La vera provocazione? Cubish non ha una timeline. Non c’è lo scroll compulsivo. Non ci sono follower. Niente likes. È una piattaforma che, come certe persone sagge, parla solo quando c’è qualcosa da dire. Una forma di comunicazione ambientale, silenziosa, efficace. Un layer digitale che non invade, ma accoglie. Non parla di engagement, parla di rilevanza situata. Che poi è l’unica cosa che conta davvero in un mondo dove l’attenzione vale più del petrolio.
Certo, ci sarà chi proverà a copiarlo. Chi dirà che è solo una forma raffinata di geotagging. Che Google Maps fa già cose simili. Che Foursquare ci aveva provato prima. Tutto vero. Ma Cubish non è una funzione. È una struttura semantica. È il telaio di un nuovo web, uno che non si naviga con link e cookies ma con scarpe e coordinate.

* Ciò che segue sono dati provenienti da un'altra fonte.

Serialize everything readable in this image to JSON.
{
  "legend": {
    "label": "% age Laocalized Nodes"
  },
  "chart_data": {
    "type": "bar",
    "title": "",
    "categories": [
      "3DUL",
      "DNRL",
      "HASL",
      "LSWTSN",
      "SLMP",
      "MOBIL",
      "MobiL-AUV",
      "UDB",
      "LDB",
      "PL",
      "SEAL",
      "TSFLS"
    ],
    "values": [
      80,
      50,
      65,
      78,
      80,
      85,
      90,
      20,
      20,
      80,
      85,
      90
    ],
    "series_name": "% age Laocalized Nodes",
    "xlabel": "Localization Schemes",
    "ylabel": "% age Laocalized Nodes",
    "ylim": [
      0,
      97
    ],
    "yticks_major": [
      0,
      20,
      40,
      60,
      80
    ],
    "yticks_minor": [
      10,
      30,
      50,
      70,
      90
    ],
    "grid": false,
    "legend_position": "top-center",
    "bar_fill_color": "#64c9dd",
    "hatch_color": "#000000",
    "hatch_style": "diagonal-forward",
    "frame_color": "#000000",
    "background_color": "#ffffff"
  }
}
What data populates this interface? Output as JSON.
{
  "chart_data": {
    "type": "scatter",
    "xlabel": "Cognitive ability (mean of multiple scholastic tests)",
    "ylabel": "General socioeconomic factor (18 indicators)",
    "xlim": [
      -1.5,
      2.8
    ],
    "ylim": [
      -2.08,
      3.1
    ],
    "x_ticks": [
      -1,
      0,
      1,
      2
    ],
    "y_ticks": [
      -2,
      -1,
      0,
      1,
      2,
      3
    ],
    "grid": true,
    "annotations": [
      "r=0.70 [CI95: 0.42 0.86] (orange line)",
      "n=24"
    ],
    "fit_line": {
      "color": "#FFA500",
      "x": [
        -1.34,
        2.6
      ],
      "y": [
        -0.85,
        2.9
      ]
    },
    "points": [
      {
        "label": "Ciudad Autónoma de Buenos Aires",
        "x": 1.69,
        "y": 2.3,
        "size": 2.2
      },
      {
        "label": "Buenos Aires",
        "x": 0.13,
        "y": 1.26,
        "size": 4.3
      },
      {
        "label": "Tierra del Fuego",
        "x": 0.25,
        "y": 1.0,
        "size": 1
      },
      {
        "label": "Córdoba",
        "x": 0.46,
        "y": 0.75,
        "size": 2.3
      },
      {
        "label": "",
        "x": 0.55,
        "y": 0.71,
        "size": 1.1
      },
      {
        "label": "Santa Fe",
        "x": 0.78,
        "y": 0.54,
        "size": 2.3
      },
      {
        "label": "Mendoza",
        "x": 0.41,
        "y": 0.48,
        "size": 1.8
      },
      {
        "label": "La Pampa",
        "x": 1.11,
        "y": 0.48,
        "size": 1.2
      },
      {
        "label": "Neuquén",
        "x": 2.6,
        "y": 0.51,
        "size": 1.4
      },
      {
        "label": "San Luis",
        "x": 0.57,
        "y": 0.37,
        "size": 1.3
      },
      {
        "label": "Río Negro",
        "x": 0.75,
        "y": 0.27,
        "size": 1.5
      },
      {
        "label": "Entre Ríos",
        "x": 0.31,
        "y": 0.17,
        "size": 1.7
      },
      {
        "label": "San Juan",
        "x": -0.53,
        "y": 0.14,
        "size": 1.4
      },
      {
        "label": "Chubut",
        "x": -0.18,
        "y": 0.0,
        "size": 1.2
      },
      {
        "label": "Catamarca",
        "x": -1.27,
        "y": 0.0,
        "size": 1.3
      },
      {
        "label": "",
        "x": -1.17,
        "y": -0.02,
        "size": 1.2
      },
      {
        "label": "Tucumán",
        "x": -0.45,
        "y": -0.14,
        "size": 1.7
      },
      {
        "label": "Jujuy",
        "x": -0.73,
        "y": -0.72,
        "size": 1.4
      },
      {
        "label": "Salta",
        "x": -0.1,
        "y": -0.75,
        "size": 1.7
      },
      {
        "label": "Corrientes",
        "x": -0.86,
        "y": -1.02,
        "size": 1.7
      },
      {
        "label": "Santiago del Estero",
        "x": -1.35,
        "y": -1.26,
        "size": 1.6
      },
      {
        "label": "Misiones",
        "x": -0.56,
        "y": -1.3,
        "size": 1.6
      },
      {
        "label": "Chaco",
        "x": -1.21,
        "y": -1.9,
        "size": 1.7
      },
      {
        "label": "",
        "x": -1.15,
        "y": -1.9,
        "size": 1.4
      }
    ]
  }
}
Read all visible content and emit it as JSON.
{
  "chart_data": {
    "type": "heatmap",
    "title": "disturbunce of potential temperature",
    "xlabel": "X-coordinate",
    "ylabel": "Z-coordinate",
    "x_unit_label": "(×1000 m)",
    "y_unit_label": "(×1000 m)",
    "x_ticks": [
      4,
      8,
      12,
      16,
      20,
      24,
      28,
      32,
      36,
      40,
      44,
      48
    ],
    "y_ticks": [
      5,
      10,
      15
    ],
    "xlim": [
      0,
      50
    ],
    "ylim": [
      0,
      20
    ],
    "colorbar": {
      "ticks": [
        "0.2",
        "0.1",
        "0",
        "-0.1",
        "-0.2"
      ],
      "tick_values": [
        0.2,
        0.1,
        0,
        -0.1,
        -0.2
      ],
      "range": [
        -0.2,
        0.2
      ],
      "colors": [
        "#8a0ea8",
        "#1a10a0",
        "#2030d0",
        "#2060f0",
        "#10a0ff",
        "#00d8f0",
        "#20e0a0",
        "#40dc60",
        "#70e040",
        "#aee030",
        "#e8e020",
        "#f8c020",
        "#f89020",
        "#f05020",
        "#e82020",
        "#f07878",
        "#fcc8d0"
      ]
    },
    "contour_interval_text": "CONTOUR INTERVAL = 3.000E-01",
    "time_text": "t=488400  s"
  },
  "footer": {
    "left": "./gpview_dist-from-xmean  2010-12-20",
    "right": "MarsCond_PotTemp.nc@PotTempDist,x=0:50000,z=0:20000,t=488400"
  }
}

E mentre l’Occidente si arrovella su come regolamentare l’AI, e l’Oriente perfeziona il riconoscimento facciale in tempo reale, a Napoli nasce un’altra via. Una via radicalmente europea alla tecnologia: fatta di significato, di contesto, di presenza. Con un piede nel Rinascimento e l’altro nel 2040. Senza bisogno di hype, senza fondi sauditi, senza unicorni glitterati. Solo un’app, scaricabile da oggi, gratuita, disponibile su App Store e Google Play.
Forse domani sarà integrata negli occhiali. O nei parabrezza. O nei cartelli stradali. Ma oggi comincia dai tuoi polpastrelli. E dai 100 metri quadri più importanti del mondo: quelli dove ti trovi ora.